5月は0.2%下落していた。6月は前年同月比では3.3%下落。5月は3.5%下落していた。

中国の住宅市場の低迷は5年目に入り、家計消費を抑制するとともに、堅調な製造業と低調な内需との間で経済の不均衡を深刻化させている。同じく15日発表された公式データによると、第2・四半期の経済成長率は前年同期比4.3%と前期から急激に鈍化し、アナリスト予想を下回った。

ムーディーズ・アナリティクスのエコノミスト、サラ・タン氏は「中国は下半期入りに当たり、より厳しい状況に直面している。内需は依然低調で、外部逆風は強まっている。底堅い輸出は成長の重要な柱を提供してきたが、それだけで経済を支えることはできない」と述べた。

住宅市場は底入れに近づいているとの見方を示すエコノミストがいる一方、消費者信頼感が落ち込んでいるため、より強力な政策支援がなければ低迷は続くと警告する声もある。

今年の住宅価格データでは、1級都市の新築・中古市場ともに緩やかな改善が見られるが、政府が住宅在庫の削減に向けた取り組みを再開したにもかかわらず、地方の中小都市のデベロッパーは販売低迷に苦しみ続けている。

中原地産(センタライン)のアナリスト、張大偉氏は、不動産市場は下半期も幅広い反発ではなく、部分的な強さが一時的に見られる程度にとどまるとの見通しを示した。

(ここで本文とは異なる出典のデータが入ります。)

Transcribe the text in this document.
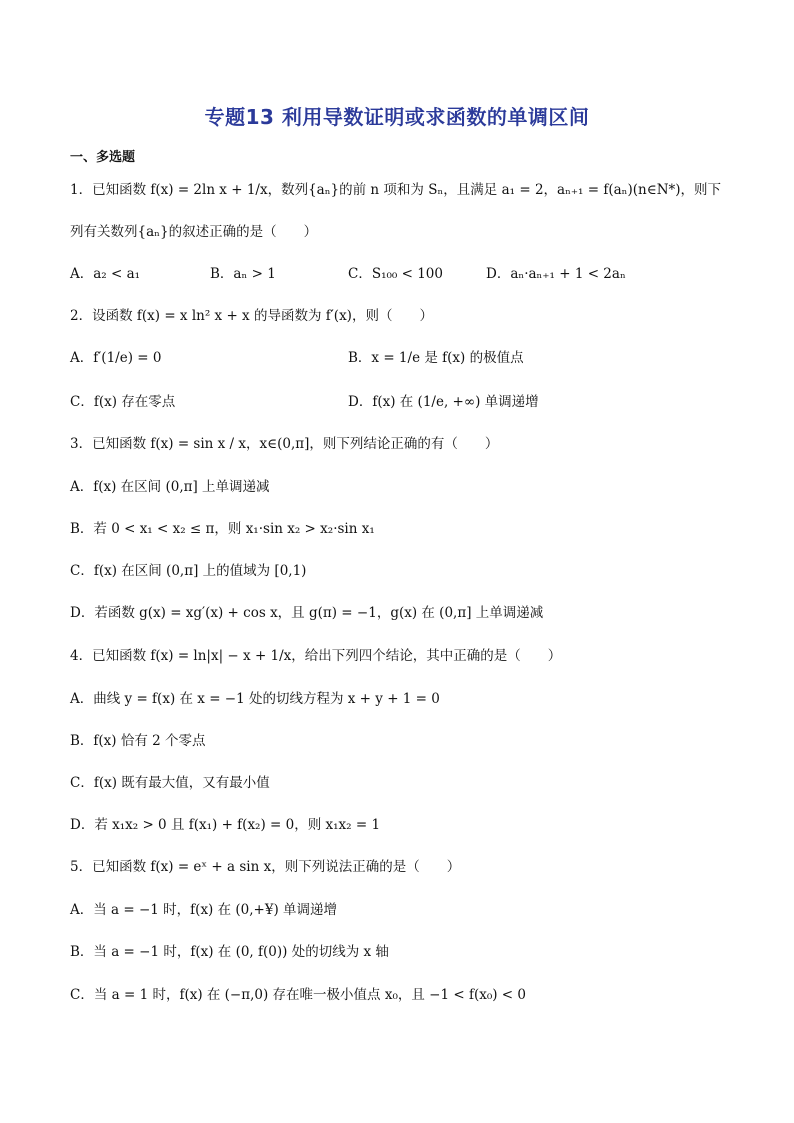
专题13 利用导数证明或求函数的单调区间
一、多选题
1．已知函数 f(x) = 2ln x + 1/x，数列{aₙ}的前 n 项和为 Sₙ，且满足 a₁ = 2，aₙ₊₁ = f(aₙ)(n∈N*)，则下
列有关数列{aₙ}的叙述正确的是（　　）
A．a₂ < a₁	B．aₙ > 1	C．S₁₀₀ < 100	D．aₙ·aₙ₊₁ + 1 < 2aₙ
2．设函数 f(x) = x ln² x + x 的导函数为 f′(x)，则（　　）
A．f′(1/e) = 0	B．x = 1/e 是 f(x) 的极值点
C．f(x) 存在零点	D．f(x) 在 (1/e, +∞) 单调递增
3．已知函数 f(x) = sin x / x，x∈(0,π]，则下列结论正确的有（　　）
A．f(x) 在区间 (0,π] 上单调递减
B．若 0 < x₁ < x₂ ≤ π，则 x₁·sin x₂ > x₂·sin x₁
C．f(x) 在区间 (0,π] 上的值域为 [0,1)
D．若函数 g(x) = xg′(x) + cos x，且 g(π) = −1，g(x) 在 (0,π] 上单调递减
4．已知函数 f(x) = ln|x| − x + 1/x，给出下列四个结论，其中正确的是（　　）
A．曲线 y = f(x) 在 x = −1 处的切线方程为 x + y + 1 = 0
B．f(x) 恰有 2 个零点
C．f(x) 既有最大值，又有最小值
D．若 x₁x₂ > 0 且 f(x₁) + f(x₂) = 0，则 x₁x₂ = 1
5．已知函数 f(x) = eˣ + a sin x，则下列说法正确的是（　　）
A．当 a = −1 时，f(x) 在 (0,+¥) 单调递增
B．当 a = −1 时，f(x) 在 (0, f(0)) 处的切线为 x 轴
C．当 a = 1 时，f(x) 在 (−π,0) 存在唯一极小值点 x₀，且 −1 < f(x₀) < 0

優良市場と弱い市場の乖離は続きそうだという。

1級都市の6月新築住宅価格は前月比0.1%、中古住宅価格は0.3%それぞれ上昇。一方、2級都市と3級都市は新築・中古市場ともに前月比横ばいだった。

前年同月比では、6月は全ての階層の都市で新築・中古住宅価格が下落を続けたが、1級都市では下落幅が縮小した。

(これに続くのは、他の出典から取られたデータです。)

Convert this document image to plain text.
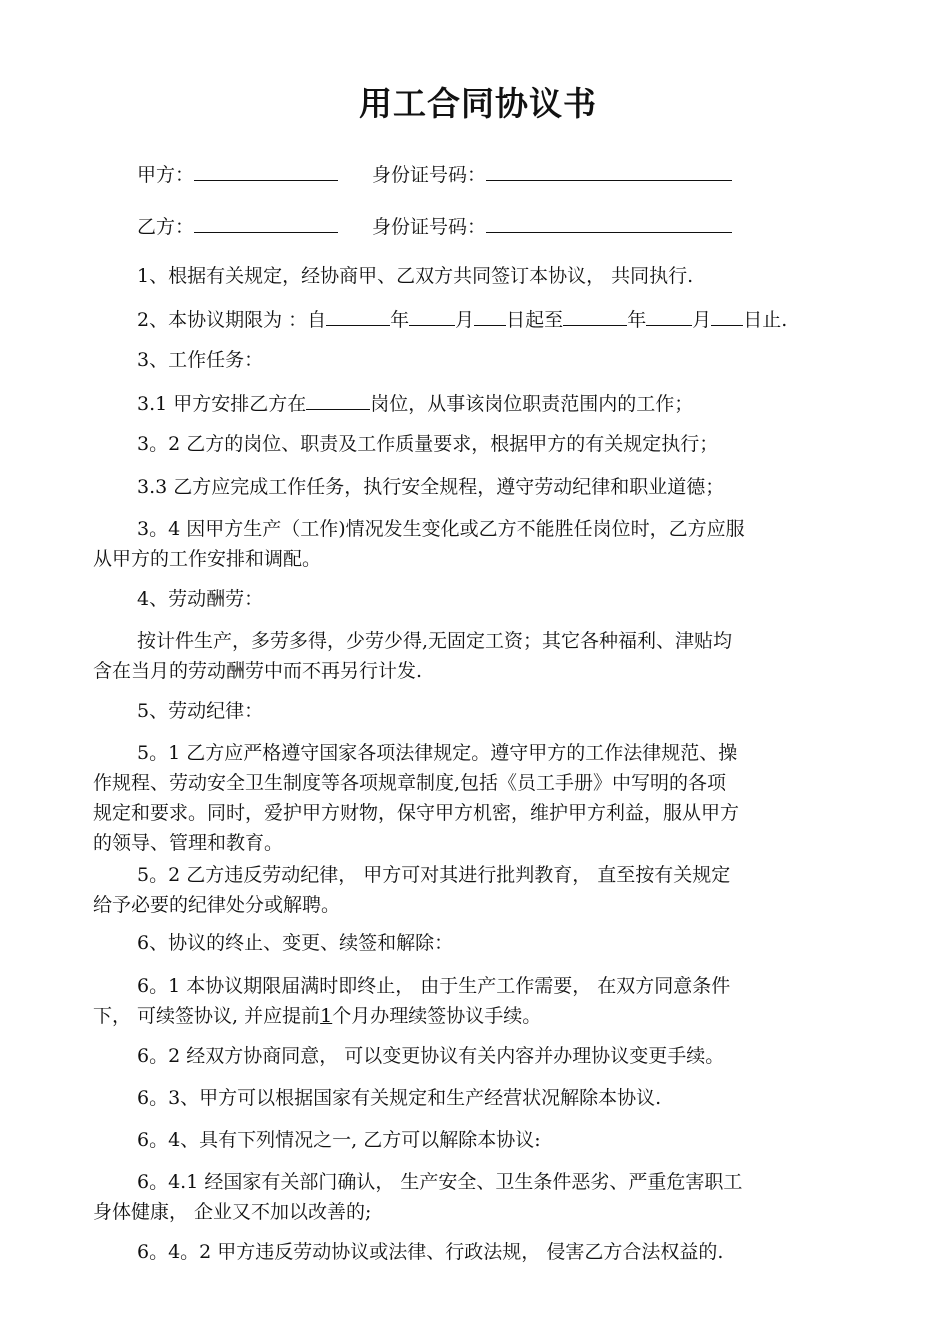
用工合同协议书
甲方：	身份证号码：
乙方：	身份证号码：
1、根据有关规定，经协商甲、乙双方共同签订本协议， 共同执行.
2、本协议期限为 ：自	年 月 日起至	年 月 日止.
3、工作任务：
3.1 甲方安排乙方在	岗位，从事该岗位职责范围内的工作；
3。2 乙方的岗位、职责及工作质量要求，根据甲方的有关规定执行；
3.3 乙方应完成工作任务，执行安全规程，遵守劳动纪律和职业道德；
3。4 因甲方生产（工作)情况发生变化或乙方不能胜任岗位时，乙方应服
从甲方的工作安排和调配。
4、劳动酬劳：
按计件生产，多劳多得，少劳少得,无固定工资；其它各种福利、津贴均
含在当月的劳动酬劳中而不再另行计发.
5、劳动纪律：
5。1 乙方应严格遵守国家各项法律规定。遵守甲方的工作法律规范、操
作规程、劳动安全卫生制度等各项规章制度,包括《员工手册》中写明的各项
规定和要求。同时，爱护甲方财物，保守甲方机密，维护甲方利益，服从甲方
的领导、管理和教育。
5。2 乙方违反劳动纪律， 甲方可对其进行批判教育， 直至按有关规定
给予必要的纪律处分或解聘。
6、协议的终止、变更、续签和解除：
6。1 本协议期限届满时即终止， 由于生产工作需要， 在双方同意条件
下， 可续签协议, 并应提前1个月办理续签协议手续。
6。2 经双方协商同意， 可以变更协议有关内容并办理协议变更手续。
6。3、甲方可以根据国家有关规定和生产经营状况解除本协议.
6。4、具有下列情况之一, 乙方可以解除本协议:
6。4.1 经国家有关部门确认， 生产安全、卫生条件恶劣、严重危害职工
身体健康， 企业又不加以改善的;
6。4。2 甲方违反劳动协议或法律、行政法规， 侵害乙方合法权益的.
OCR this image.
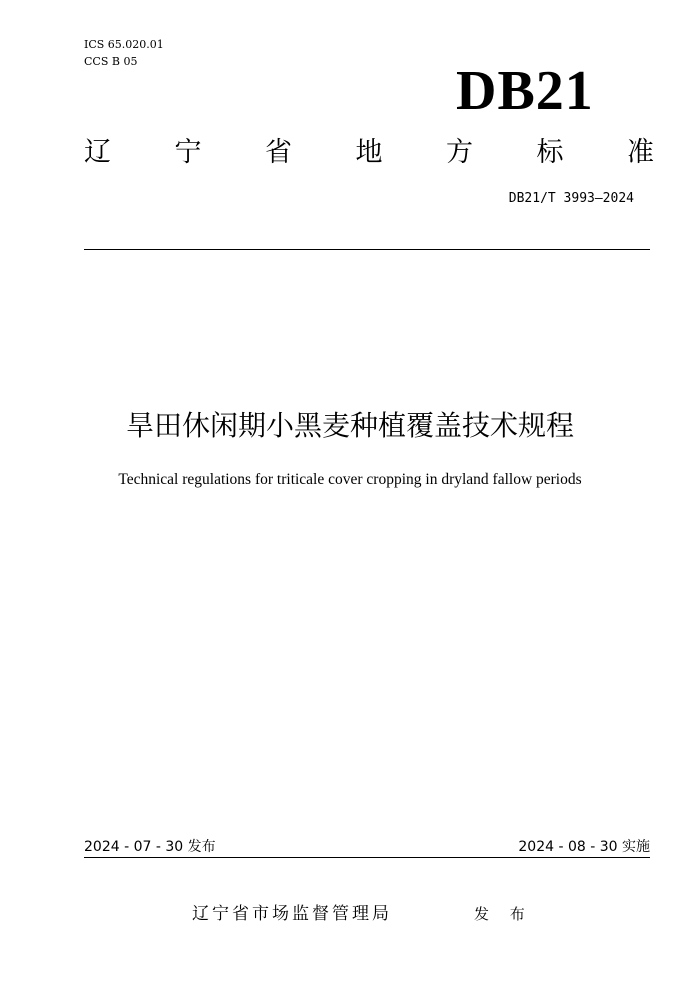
ICS 65.020.01
CCS B 05	DB21
辽 宁 省 地 方 标 准
DB21/T 3993—2024
旱田休闲期小黑麦种植覆盖技术规程
Technical regulations for triticale cover cropping in dryland fallow periods
2024 - 07 - 30 发布	2024 - 08 - 30 实施
辽宁省市场监督管理局	发 布
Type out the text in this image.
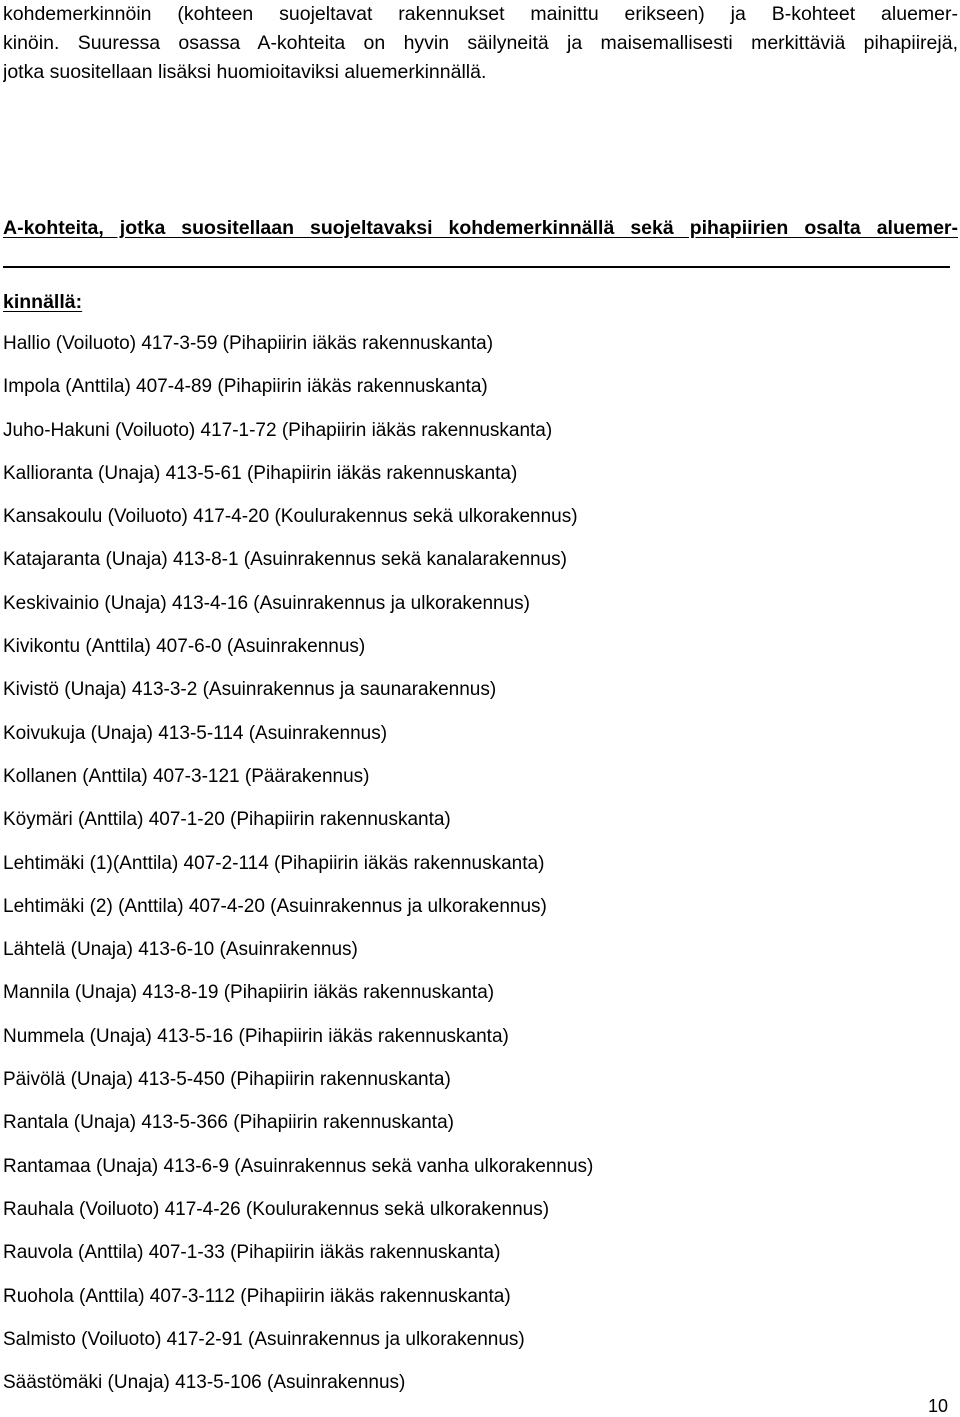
kohdemerkinnöin (kohteen suojeltavat rakennukset mainittu erikseen) ja B-kohteet aluemer-
kinöin. Suuressa osassa A-kohteita on hyvin säilyneitä ja maisemallisesti merkittäviä pihapiirejä,
jotka suositellaan lisäksi huomioitaviksi aluemerkinnällä.
A-kohteita, jotka suositellaan suojeltavaksi kohdemerkinnällä sekä pihapiirien osalta aluemer-
kinnällä:
Hallio (Voiluoto) 417-3-59 (Pihapiirin iäkäs rakennuskanta)
Impola (Anttila) 407-4-89 (Pihapiirin iäkäs rakennuskanta)
Juho-Hakuni (Voiluoto) 417-1-72 (Pihapiirin iäkäs rakennuskanta)
Kallioranta (Unaja) 413-5-61 (Pihapiirin iäkäs rakennuskanta)
Kansakoulu (Voiluoto) 417-4-20 (Koulurakennus sekä ulkorakennus)
Katajaranta (Unaja) 413-8-1 (Asuinrakennus sekä kanalarakennus)
Keskivainio (Unaja) 413-4-16 (Asuinrakennus ja ulkorakennus)
Kivikontu (Anttila) 407-6-0 (Asuinrakennus)
Kivistö (Unaja) 413-3-2 (Asuinrakennus ja saunarakennus)
Koivukuja (Unaja) 413-5-114 (Asuinrakennus)
Kollanen (Anttila) 407-3-121 (Päärakennus)
Köymäri (Anttila) 407-1-20 (Pihapiirin rakennuskanta)
Lehtimäki (1)(Anttila) 407-2-114 (Pihapiirin iäkäs rakennuskanta)
Lehtimäki (2) (Anttila) 407-4-20 (Asuinrakennus ja ulkorakennus)
Lähtelä (Unaja) 413-6-10 (Asuinrakennus)
Mannila (Unaja) 413-8-19 (Pihapiirin iäkäs rakennuskanta)
Nummela (Unaja) 413-5-16 (Pihapiirin iäkäs rakennuskanta)
Päivölä (Unaja) 413-5-450 (Pihapiirin rakennuskanta)
Rantala (Unaja) 413-5-366 (Pihapiirin rakennuskanta)
Rantamaa (Unaja) 413-6-9 (Asuinrakennus sekä vanha ulkorakennus)
Rauhala (Voiluoto) 417-4-26 (Koulurakennus sekä ulkorakennus)
Rauvola (Anttila) 407-1-33 (Pihapiirin iäkäs rakennuskanta)
Ruohola (Anttila) 407-3-112 (Pihapiirin iäkäs rakennuskanta)
Salmisto (Voiluoto) 417-2-91 (Asuinrakennus ja ulkorakennus)
Säästömäki (Unaja) 413-5-106 (Asuinrakennus)
10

モーニングスターのアナリスト、ジェフ・チャン氏は、7月の政治局会議で大規模な景気刺激策は打ち出されない見通しで、支援策は都市ごとの対策や住宅積立金の有利な調整に引き続き焦点が当てられるだろうと指摘。「政府の現在のアプローチは主にシステミックリスクの防止を目的としており、不動産セクターが今後の経済成長の主要な原動力となる可能性は低い」と述べた。

中国共産党の機関誌は6月に掲載した論文で、家計のバランスシート修復と不動産市場の安定化を求め、「資産価格下落が消費者信頼感に及ぼす負のスパイラル」を防ぐ必要があると訴えた。

地方政府はここ数カ月間、住宅販売の刺激策を打ち出しているが、好調な輸出を背景に景気への大規模な追加刺激策の必要性が低下したため、中央政府は全国規模の主要な住宅市場支援策の発動を控えている。